/Spring_etal_2021_ESD

Reproducibility

Primary LanguageJupyter NotebookGNU General Public License v3.0GPL-3.0

Spring et al. 2021

A manuscript published in ESD: https://esd.copernicus.org/articles/12/1139/2021/

Aim

This repo is setup for scientists interested to reproduce our Spring et al., 2021 paper. It contains scripts to reproduce the analysis and create the shown figures. It is inspired by Irving (2015) to enhance reproducibility in geosciences.

  • Irving, Damien. “A Minimum Standard for Publishing Computational Results in the Weather and Climate Sciences.” Bulletin of the American Meteorological Society 97, no. 7 (October 7, 2015): 1149–58. https://doi.org/10/gf4wzh.

Climate model setup

  • Mauritsen, T., Bader, J., Becker, T., Behrens, J., Bittner, M., Brokopf, R., Brovkin, V., Claussen, M., Crueger, T., Esch, M., Fast, I., Fiedler, S., Fläschner, D., Gayler, V., Giorgetta, M., Goll, D. S., Haak, H., Hagemann, S., Hedemann, C., … Roeckner, E. (2019). Developments in the MPI‐M Earth System Model version 1.2 (MPI‐ESM1.2) and Its Response to Increasing CO 2. Journal of Advances in Modeling Earth Systems, 11(4), 998–1038. doi: 10/gftpps

See model_setup

Packages used mostly

  • model output aggregation: cdo, pymistral
  • analysis: xarray
  • visualisation: matplotlib, cartopy, seaborn
  • predictive skill analysis: climpred

Computation

The results in this paper were obtained using a number of different software packages. The command line tool known as Climate Data Operators (CDO) was used to aggregate output and perform routine calculations on those files (e.g., the calculation of temporal and spatial means). For more complex analysis and visualization, a Python distribution called Anaconda was used. A Python library called xarray was used for reading/writing netCDF files and data analysis. matplotlib (the default Python plotting library) and cartopy were used to generate the maps. The high-dimensional global aggregation plots are done with seaborn.

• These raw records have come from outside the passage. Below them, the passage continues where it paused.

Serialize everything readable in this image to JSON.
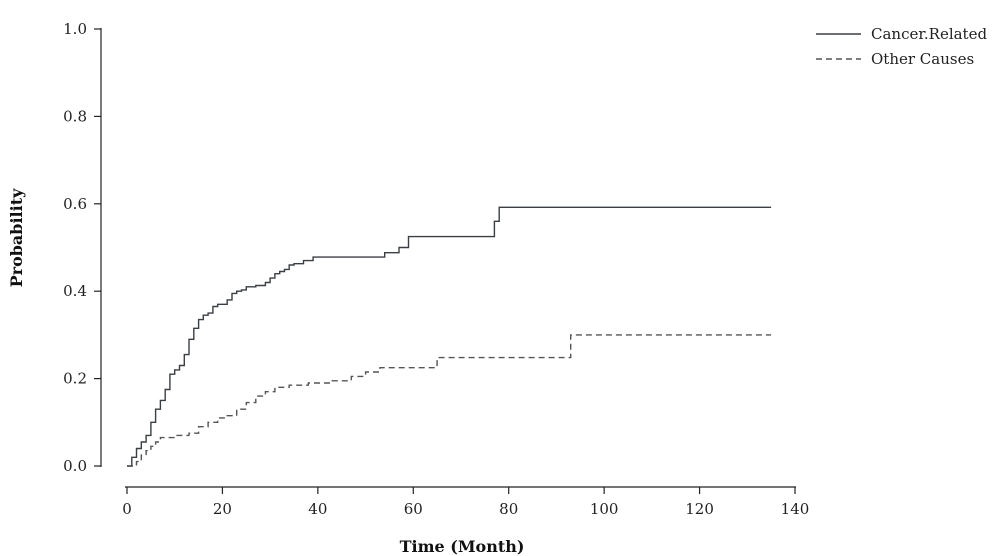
{
  "chart_data": {
    "type": "line",
    "title": "",
    "xlabel": "Time (Month)",
    "ylabel": "Probability",
    "xlim": [
      0,
      140
    ],
    "ylim": [
      0,
      1.0
    ],
    "xticks": [
      0,
      20,
      40,
      60,
      80,
      100,
      120,
      140
    ],
    "yticks": [
      0.0,
      0.2,
      0.4,
      0.6,
      0.8,
      1.0
    ],
    "ytick_labels": [
      "0.0",
      "0.2",
      "0.4",
      "0.6",
      "0.8",
      "1.0"
    ],
    "grid": false,
    "legend_position": "top-right",
    "series": [
      {
        "name": "Cancer.Related",
        "style": "solid",
        "color": "#3a3f44",
        "step": true,
        "x": [
          0,
          1,
          2,
          3,
          4,
          5,
          6,
          7,
          8,
          9,
          10,
          11,
          12,
          13,
          14,
          15,
          16,
          17,
          18,
          19,
          21,
          22,
          23,
          24,
          25,
          27,
          29,
          30,
          31,
          32,
          33,
          34,
          35,
          37,
          39,
          54,
          57,
          59,
          77,
          78,
          135
        ],
        "y": [
          0.0,
          0.02,
          0.04,
          0.055,
          0.07,
          0.1,
          0.13,
          0.15,
          0.175,
          0.21,
          0.22,
          0.23,
          0.255,
          0.29,
          0.315,
          0.335,
          0.345,
          0.35,
          0.365,
          0.37,
          0.38,
          0.395,
          0.4,
          0.403,
          0.41,
          0.413,
          0.42,
          0.43,
          0.44,
          0.445,
          0.45,
          0.46,
          0.463,
          0.47,
          0.478,
          0.488,
          0.5,
          0.525,
          0.56,
          0.592,
          0.592
        ]
      },
      {
        "name": "Other Causes",
        "style": "dashed",
        "color": "#555555",
        "step": true,
        "x": [
          0,
          2,
          3,
          4,
          5,
          6,
          7,
          10,
          13,
          15,
          17,
          19,
          21,
          23,
          25,
          27,
          29,
          31,
          34,
          38,
          43,
          47,
          50,
          53,
          65,
          93,
          135
        ],
        "y": [
          0.0,
          0.01,
          0.025,
          0.035,
          0.045,
          0.055,
          0.065,
          0.07,
          0.075,
          0.09,
          0.1,
          0.11,
          0.115,
          0.13,
          0.145,
          0.16,
          0.17,
          0.18,
          0.185,
          0.19,
          0.195,
          0.205,
          0.215,
          0.225,
          0.248,
          0.3,
          0.3
        ]
      }
    ]
  }
}
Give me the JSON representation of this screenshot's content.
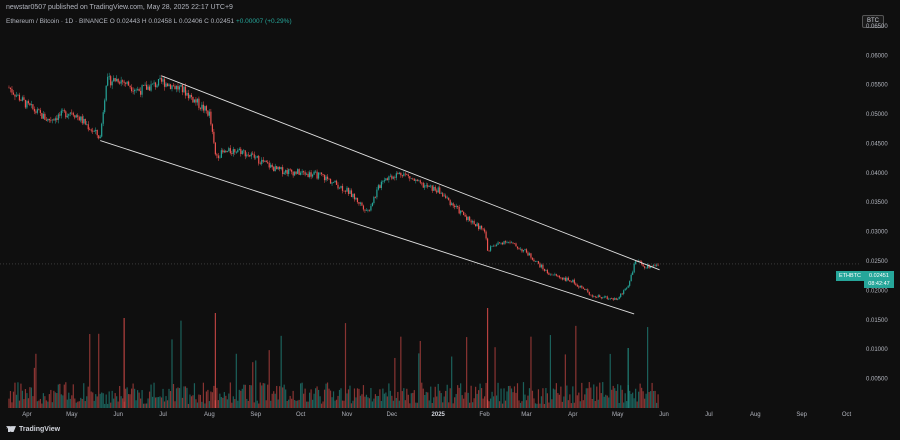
{
  "header": {
    "published_line": "newstar0507 published on TradingView.com, May 28, 2025 22:17 UTC+9",
    "legend_title": "Ethereum / Bitcoin · 1D · BINANCE",
    "legend_ohlc": "O 0.02443  H 0.02458  L 0.02406  C 0.02451",
    "legend_change": "+0.00007 (+0.29%)"
  },
  "currency_label": "BTC",
  "symbol_badge": "ETHBTC",
  "price_badge_value": "0.02451",
  "price_badge_countdown": "08:42:47",
  "footer_logo": "TradingView",
  "colors": {
    "up": "#26a69a",
    "down": "#ef5350",
    "channel": "#e0e0e0",
    "background": "#0f0f0f"
  },
  "chart_data": {
    "type": "candlestick",
    "symbol": "ETHBTC",
    "interval": "1D",
    "exchange": "BINANCE",
    "y_axis": {
      "ticks": [
        "0.06500",
        "0.06000",
        "0.05500",
        "0.05000",
        "0.04500",
        "0.04000",
        "0.03500",
        "0.03000",
        "0.02500",
        "0.02000",
        "0.01500",
        "0.01000",
        "0.00500"
      ],
      "range": [
        0.0,
        0.066
      ]
    },
    "x_axis": {
      "ticks": [
        "Apr",
        "May",
        "Jun",
        "Jul",
        "Aug",
        "Sep",
        "Oct",
        "Nov",
        "Dec",
        "2025",
        "Feb",
        "Mar",
        "Apr",
        "May",
        "Jun",
        "Jul",
        "Aug",
        "Sep",
        "Oct"
      ]
    },
    "close_path_monthly": [
      {
        "date": "2024-03-20",
        "close": 0.0545
      },
      {
        "date": "2024-04-01",
        "close": 0.0515
      },
      {
        "date": "2024-04-15",
        "close": 0.049
      },
      {
        "date": "2024-05-01",
        "close": 0.0505
      },
      {
        "date": "2024-05-20",
        "close": 0.046
      },
      {
        "date": "2024-05-24",
        "close": 0.0555
      },
      {
        "date": "2024-06-01",
        "close": 0.056
      },
      {
        "date": "2024-06-15",
        "close": 0.054
      },
      {
        "date": "2024-07-01",
        "close": 0.0555
      },
      {
        "date": "2024-07-15",
        "close": 0.054
      },
      {
        "date": "2024-08-01",
        "close": 0.05
      },
      {
        "date": "2024-08-05",
        "close": 0.043
      },
      {
        "date": "2024-08-20",
        "close": 0.044
      },
      {
        "date": "2024-09-01",
        "close": 0.0425
      },
      {
        "date": "2024-09-15",
        "close": 0.0405
      },
      {
        "date": "2024-10-01",
        "close": 0.04
      },
      {
        "date": "2024-10-15",
        "close": 0.0395
      },
      {
        "date": "2024-11-01",
        "close": 0.037
      },
      {
        "date": "2024-11-15",
        "close": 0.0335
      },
      {
        "date": "2024-11-25",
        "close": 0.039
      },
      {
        "date": "2024-12-08",
        "close": 0.04
      },
      {
        "date": "2024-12-20",
        "close": 0.038
      },
      {
        "date": "2025-01-01",
        "close": 0.037
      },
      {
        "date": "2025-01-15",
        "close": 0.0335
      },
      {
        "date": "2025-02-01",
        "close": 0.03
      },
      {
        "date": "2025-02-03",
        "close": 0.027
      },
      {
        "date": "2025-02-15",
        "close": 0.0285
      },
      {
        "date": "2025-03-01",
        "close": 0.0265
      },
      {
        "date": "2025-03-15",
        "close": 0.023
      },
      {
        "date": "2025-04-01",
        "close": 0.0215
      },
      {
        "date": "2025-04-15",
        "close": 0.019
      },
      {
        "date": "2025-05-01",
        "close": 0.0185
      },
      {
        "date": "2025-05-08",
        "close": 0.021
      },
      {
        "date": "2025-05-13",
        "close": 0.025
      },
      {
        "date": "2025-05-20",
        "close": 0.024
      },
      {
        "date": "2025-05-28",
        "close": 0.0245
      }
    ],
    "channel_lines": [
      {
        "name": "upper",
        "from": {
          "date": "2024-06-30",
          "price": 0.0565
        },
        "to": {
          "date": "2025-05-29",
          "price": 0.0235
        }
      },
      {
        "name": "lower",
        "from": {
          "date": "2024-05-20",
          "price": 0.0455
        },
        "to": {
          "date": "2025-05-12",
          "price": 0.016
        }
      }
    ],
    "last_close": 0.02451,
    "grid": false
  }
}
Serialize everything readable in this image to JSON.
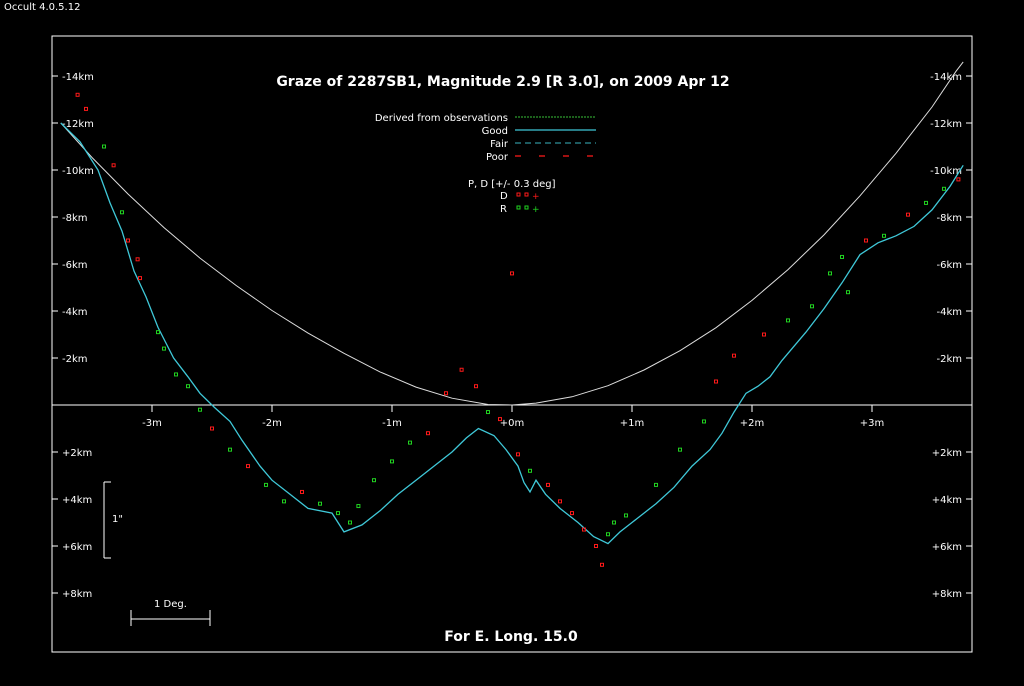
{
  "app_title": "Occult 4.0.5.12",
  "colors": {
    "background": "#000000",
    "frame": "#ffffff",
    "limb_profile": "#3fc8d8",
    "derived": "#2e9b2e",
    "fair": "#2f8f9a",
    "poor": "#ff1a1a",
    "disappear": "#ff1a1a",
    "reappear": "#21d321",
    "parabola": "#dddddd"
  },
  "chart_data": {
    "type": "scatter",
    "title": "Graze of  2287SB1,  Magnitude 2.9 [R 3.0],  on 2009 Apr 12",
    "footer": "For E. Long. 15.0",
    "xlim": [
      -3.76,
      3.76
    ],
    "ylim": [
      -14.6,
      10.4
    ],
    "x_ticks": [
      {
        "v": -3,
        "label": "-3m"
      },
      {
        "v": -2,
        "label": "-2m"
      },
      {
        "v": -1,
        "label": "-1m"
      },
      {
        "v": 0,
        "label": "+0m"
      },
      {
        "v": 1,
        "label": "+1m"
      },
      {
        "v": 2,
        "label": "+2m"
      },
      {
        "v": 3,
        "label": "+3m"
      }
    ],
    "y_ticks": [
      {
        "v": -14,
        "label": "-14km"
      },
      {
        "v": -12,
        "label": "-12km"
      },
      {
        "v": -10,
        "label": "-10km"
      },
      {
        "v": -8,
        "label": "-8km"
      },
      {
        "v": -6,
        "label": "-6km"
      },
      {
        "v": -4,
        "label": "-4km"
      },
      {
        "v": -2,
        "label": "-2km"
      },
      {
        "v": 2,
        "label": "+2km"
      },
      {
        "v": 4,
        "label": "+4km"
      },
      {
        "v": 6,
        "label": "+6km"
      },
      {
        "v": 8,
        "label": "+8km"
      }
    ],
    "legend": {
      "items": [
        {
          "label": "Derived from observations",
          "style": "derived"
        },
        {
          "label": "Good",
          "style": "good"
        },
        {
          "label": "Fair",
          "style": "fair"
        },
        {
          "label": "Poor",
          "style": "poor"
        }
      ],
      "event_header": "P, D [+/- 0.3 deg]",
      "events": [
        {
          "label": "D",
          "color": "#ff1a1a"
        },
        {
          "label": "R",
          "color": "#21d321"
        }
      ]
    },
    "scale_bars": {
      "vertical_label": "1\"",
      "horizontal_label": "1 Deg."
    },
    "series": [
      {
        "kind": "parabola",
        "points": [
          [
            -3.76,
            -12.0
          ],
          [
            -3.5,
            -10.53
          ],
          [
            -3.2,
            -8.98
          ],
          [
            -2.9,
            -7.55
          ],
          [
            -2.6,
            -6.25
          ],
          [
            -2.3,
            -5.09
          ],
          [
            -2.0,
            -4.02
          ],
          [
            -1.7,
            -3.06
          ],
          [
            -1.4,
            -2.2
          ],
          [
            -1.1,
            -1.41
          ],
          [
            -0.8,
            -0.76
          ],
          [
            -0.5,
            -0.29
          ],
          [
            -0.2,
            -0.02
          ],
          [
            0.0,
            0.0
          ],
          [
            0.2,
            -0.08
          ],
          [
            0.5,
            -0.35
          ],
          [
            0.8,
            -0.82
          ],
          [
            1.1,
            -1.49
          ],
          [
            1.4,
            -2.31
          ],
          [
            1.7,
            -3.29
          ],
          [
            2.0,
            -4.45
          ],
          [
            2.3,
            -5.76
          ],
          [
            2.6,
            -7.24
          ],
          [
            2.9,
            -8.9
          ],
          [
            3.2,
            -10.71
          ],
          [
            3.5,
            -12.68
          ],
          [
            3.7,
            -14.2
          ],
          [
            3.76,
            -14.6
          ]
        ]
      },
      {
        "kind": "profile",
        "points": [
          [
            -3.76,
            -12.0
          ],
          [
            -3.6,
            -11.2
          ],
          [
            -3.45,
            -10.0
          ],
          [
            -3.35,
            -8.6
          ],
          [
            -3.25,
            -7.4
          ],
          [
            -3.15,
            -5.7
          ],
          [
            -3.05,
            -4.6
          ],
          [
            -2.95,
            -3.3
          ],
          [
            -2.82,
            -2.0
          ],
          [
            -2.7,
            -1.2
          ],
          [
            -2.6,
            -0.5
          ],
          [
            -2.48,
            0.1
          ],
          [
            -2.35,
            0.7
          ],
          [
            -2.25,
            1.5
          ],
          [
            -2.1,
            2.6
          ],
          [
            -2.0,
            3.2
          ],
          [
            -1.85,
            3.8
          ],
          [
            -1.7,
            4.4
          ],
          [
            -1.5,
            4.6
          ],
          [
            -1.4,
            5.4
          ],
          [
            -1.25,
            5.1
          ],
          [
            -1.1,
            4.5
          ],
          [
            -0.95,
            3.8
          ],
          [
            -0.8,
            3.2
          ],
          [
            -0.65,
            2.6
          ],
          [
            -0.5,
            2.0
          ],
          [
            -0.38,
            1.4
          ],
          [
            -0.28,
            1.0
          ],
          [
            -0.15,
            1.3
          ],
          [
            -0.05,
            1.9
          ],
          [
            0.05,
            2.6
          ],
          [
            0.1,
            3.3
          ],
          [
            0.15,
            3.7
          ],
          [
            0.2,
            3.2
          ],
          [
            0.28,
            3.8
          ],
          [
            0.4,
            4.4
          ],
          [
            0.55,
            5.0
          ],
          [
            0.68,
            5.6
          ],
          [
            0.8,
            5.9
          ],
          [
            0.9,
            5.4
          ],
          [
            1.0,
            5.0
          ],
          [
            1.1,
            4.6
          ],
          [
            1.2,
            4.2
          ],
          [
            1.35,
            3.5
          ],
          [
            1.5,
            2.6
          ],
          [
            1.65,
            1.9
          ],
          [
            1.75,
            1.2
          ],
          [
            1.85,
            0.3
          ],
          [
            1.95,
            -0.5
          ],
          [
            2.05,
            -0.8
          ],
          [
            2.15,
            -1.2
          ],
          [
            2.25,
            -1.9
          ],
          [
            2.45,
            -3.1
          ],
          [
            2.6,
            -4.1
          ],
          [
            2.75,
            -5.2
          ],
          [
            2.9,
            -6.4
          ],
          [
            3.05,
            -6.9
          ],
          [
            3.2,
            -7.2
          ],
          [
            3.35,
            -7.6
          ],
          [
            3.5,
            -8.3
          ],
          [
            3.65,
            -9.3
          ],
          [
            3.76,
            -10.2
          ]
        ]
      }
    ],
    "events_sample": [
      {
        "x": -3.62,
        "y": -13.2,
        "t": "D"
      },
      {
        "x": -3.55,
        "y": -12.6,
        "t": "D"
      },
      {
        "x": -3.4,
        "y": -11.0,
        "t": "R"
      },
      {
        "x": -3.32,
        "y": -10.2,
        "t": "D"
      },
      {
        "x": -3.25,
        "y": -8.2,
        "t": "R"
      },
      {
        "x": -3.2,
        "y": -7.0,
        "t": "D"
      },
      {
        "x": -3.12,
        "y": -6.2,
        "t": "D"
      },
      {
        "x": -3.1,
        "y": -5.4,
        "t": "D"
      },
      {
        "x": -2.95,
        "y": -3.1,
        "t": "R"
      },
      {
        "x": -2.9,
        "y": -2.4,
        "t": "R"
      },
      {
        "x": -2.8,
        "y": -1.3,
        "t": "R"
      },
      {
        "x": -2.7,
        "y": -0.8,
        "t": "R"
      },
      {
        "x": -2.6,
        "y": 0.2,
        "t": "R"
      },
      {
        "x": -2.5,
        "y": 1.0,
        "t": "D"
      },
      {
        "x": -2.35,
        "y": 1.9,
        "t": "R"
      },
      {
        "x": -2.2,
        "y": 2.6,
        "t": "D"
      },
      {
        "x": -2.05,
        "y": 3.4,
        "t": "R"
      },
      {
        "x": -1.9,
        "y": 4.1,
        "t": "R"
      },
      {
        "x": -1.75,
        "y": 3.7,
        "t": "D"
      },
      {
        "x": -1.6,
        "y": 4.2,
        "t": "R"
      },
      {
        "x": -1.45,
        "y": 4.6,
        "t": "R"
      },
      {
        "x": -1.35,
        "y": 5.0,
        "t": "R"
      },
      {
        "x": -1.28,
        "y": 4.3,
        "t": "R"
      },
      {
        "x": -1.15,
        "y": 3.2,
        "t": "R"
      },
      {
        "x": -1.0,
        "y": 2.4,
        "t": "R"
      },
      {
        "x": -0.85,
        "y": 1.6,
        "t": "R"
      },
      {
        "x": -0.7,
        "y": 1.2,
        "t": "D"
      },
      {
        "x": -0.55,
        "y": -0.5,
        "t": "D"
      },
      {
        "x": -0.42,
        "y": -1.5,
        "t": "D"
      },
      {
        "x": -0.3,
        "y": -0.8,
        "t": "D"
      },
      {
        "x": -0.2,
        "y": 0.3,
        "t": "R"
      },
      {
        "x": -0.1,
        "y": 0.6,
        "t": "D"
      },
      {
        "x": 0.0,
        "y": -5.6,
        "t": "D"
      },
      {
        "x": 0.05,
        "y": 2.1,
        "t": "D"
      },
      {
        "x": 0.15,
        "y": 2.8,
        "t": "R"
      },
      {
        "x": 0.3,
        "y": 3.4,
        "t": "D"
      },
      {
        "x": 0.4,
        "y": 4.1,
        "t": "D"
      },
      {
        "x": 0.5,
        "y": 4.6,
        "t": "D"
      },
      {
        "x": 0.6,
        "y": 5.3,
        "t": "D"
      },
      {
        "x": 0.7,
        "y": 6.0,
        "t": "D"
      },
      {
        "x": 0.75,
        "y": 6.8,
        "t": "D"
      },
      {
        "x": 0.8,
        "y": 5.5,
        "t": "R"
      },
      {
        "x": 0.85,
        "y": 5.0,
        "t": "R"
      },
      {
        "x": 0.95,
        "y": 4.7,
        "t": "R"
      },
      {
        "x": 1.2,
        "y": 3.4,
        "t": "R"
      },
      {
        "x": 1.4,
        "y": 1.9,
        "t": "R"
      },
      {
        "x": 1.6,
        "y": 0.7,
        "t": "R"
      },
      {
        "x": 1.7,
        "y": -1.0,
        "t": "D"
      },
      {
        "x": 1.85,
        "y": -2.1,
        "t": "D"
      },
      {
        "x": 2.1,
        "y": -3.0,
        "t": "D"
      },
      {
        "x": 2.3,
        "y": -3.6,
        "t": "R"
      },
      {
        "x": 2.5,
        "y": -4.2,
        "t": "R"
      },
      {
        "x": 2.65,
        "y": -5.6,
        "t": "R"
      },
      {
        "x": 2.75,
        "y": -6.3,
        "t": "R"
      },
      {
        "x": 2.8,
        "y": -4.8,
        "t": "R"
      },
      {
        "x": 2.95,
        "y": -7.0,
        "t": "D"
      },
      {
        "x": 3.1,
        "y": -7.2,
        "t": "R"
      },
      {
        "x": 3.3,
        "y": -8.1,
        "t": "D"
      },
      {
        "x": 3.45,
        "y": -8.6,
        "t": "R"
      },
      {
        "x": 3.6,
        "y": -9.2,
        "t": "R"
      },
      {
        "x": 3.72,
        "y": -9.6,
        "t": "D"
      }
    ]
  }
}
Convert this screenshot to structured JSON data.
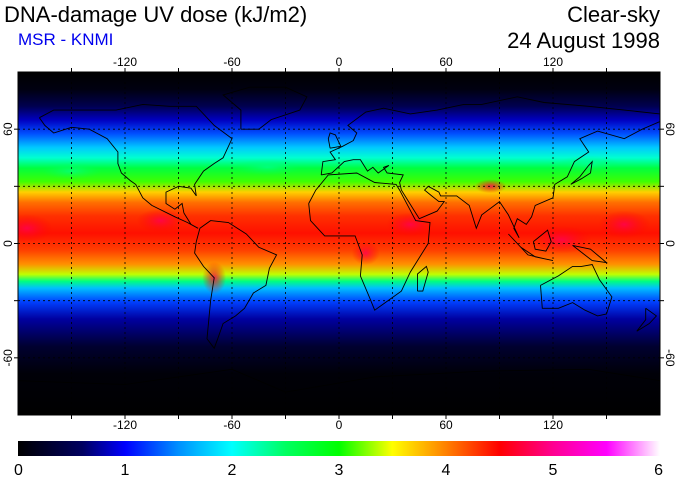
{
  "header": {
    "title": "DNA-damage UV dose (kJ/m2)",
    "org": "MSR - KNMI",
    "condition": "Clear-sky",
    "date": "24 August 1998"
  },
  "map": {
    "projection": "equirectangular",
    "lon_range": [
      -180,
      180
    ],
    "lat_range": [
      -90,
      90
    ],
    "lon_tick_labels": [
      "-120",
      "-60",
      "0",
      "60",
      "120"
    ],
    "lon_ticks": [
      -120,
      -60,
      0,
      60,
      120
    ],
    "lat_tick_labels": [
      "60",
      "0",
      "-60"
    ],
    "lat_ticks": [
      60,
      0,
      -60
    ],
    "gridlines": "dotted every 30 degrees",
    "coastlines": true,
    "colors": {
      "ocean_bg": "#000000",
      "frame": "#000000",
      "coast": "#000000"
    }
  },
  "colorbar": {
    "min": 0,
    "max": 6,
    "labels": [
      "0",
      "1",
      "2",
      "3",
      "4",
      "5",
      "6"
    ],
    "stops": [
      {
        "value": 0.0,
        "color": "#000000"
      },
      {
        "value": 0.6,
        "color": "#000060"
      },
      {
        "value": 1.0,
        "color": "#0000ff"
      },
      {
        "value": 1.5,
        "color": "#0090ff"
      },
      {
        "value": 2.0,
        "color": "#00ffff"
      },
      {
        "value": 2.5,
        "color": "#00ff60"
      },
      {
        "value": 3.0,
        "color": "#00ff00"
      },
      {
        "value": 3.5,
        "color": "#ffff00"
      },
      {
        "value": 4.0,
        "color": "#ff8000"
      },
      {
        "value": 4.5,
        "color": "#ff0000"
      },
      {
        "value": 5.0,
        "color": "#ff0090"
      },
      {
        "value": 5.5,
        "color": "#ff00ff"
      },
      {
        "value": 6.0,
        "color": "#ffffff"
      }
    ]
  }
}
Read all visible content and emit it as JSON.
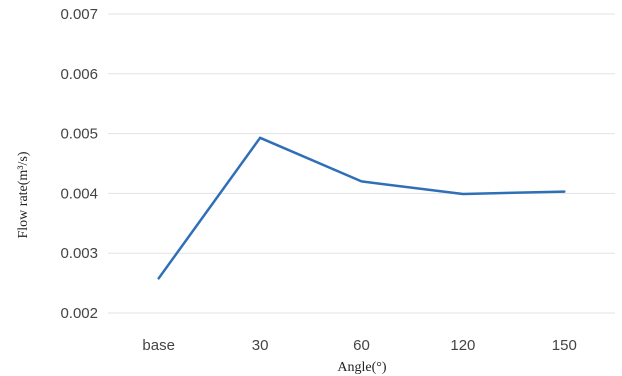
{
  "chart_data": {
    "type": "line",
    "categories": [
      "base",
      "30",
      "60",
      "120",
      "150"
    ],
    "series": [
      {
        "values": [
          0.00258,
          0.00493,
          0.0042,
          0.00399,
          0.00403
        ],
        "color": "#2f6fb7"
      }
    ],
    "xlabel": "Angle(°)",
    "ylabel": "Flow rate(m³/s)",
    "ylim": [
      0.002,
      0.007
    ],
    "yticks": [
      "0.007",
      "0.006",
      "0.005",
      "0.004",
      "0.003",
      "0.002"
    ],
    "grid": true,
    "legend": "none"
  }
}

  • CDO: Climate Data Operators, 2018. http://www.mpimet.mpg.de/cdo.
  • Hoyer, Stephan, and Joe Hamman. “Xarray: N-D Labeled Arrays and Datasets in Python.” Journal of Open Research Software 5, no. 1 (April 5, 2017). https://doi.org/10/gdqdmw.
  • Hunter, J. D. “Matplotlib: A 2D Graphics Environment.” Computing in Science Engineering 9, no. 3 (May 2007): 90–95. https://doi.org/10/drbjhg.
  • Waskom, M., Olga Botvinnik, Paul Hobson, John B. Cole, Yaroslav Halchenko, Stephan Hoyer, Alistair Miles, Tom Augspurger, Tal Yarkoni, Tobias Megies, Luis Pedro Coelho, Daniel Wehner, cynddl, Erik Ziegler, diego0020, Yury V. Zaytsev, Travis Hoppe, Skipper Seabold, Phillip Cloud, … Dan Allan. (2014). seaborn: v0.5.0 (November 2014). Zenodo. doi: 10.5281/zenodo.12710
  • Brady, R. X., & Spring, A. (2020). climpred: verification of weather and climate forecasts. Journal of Open Source Software.

Environment

Dependencies (Packages installed) can be found in requirements.txt (conda list in requirements_final.txt). Installed via conda (see setup conda_info.txt) and pip.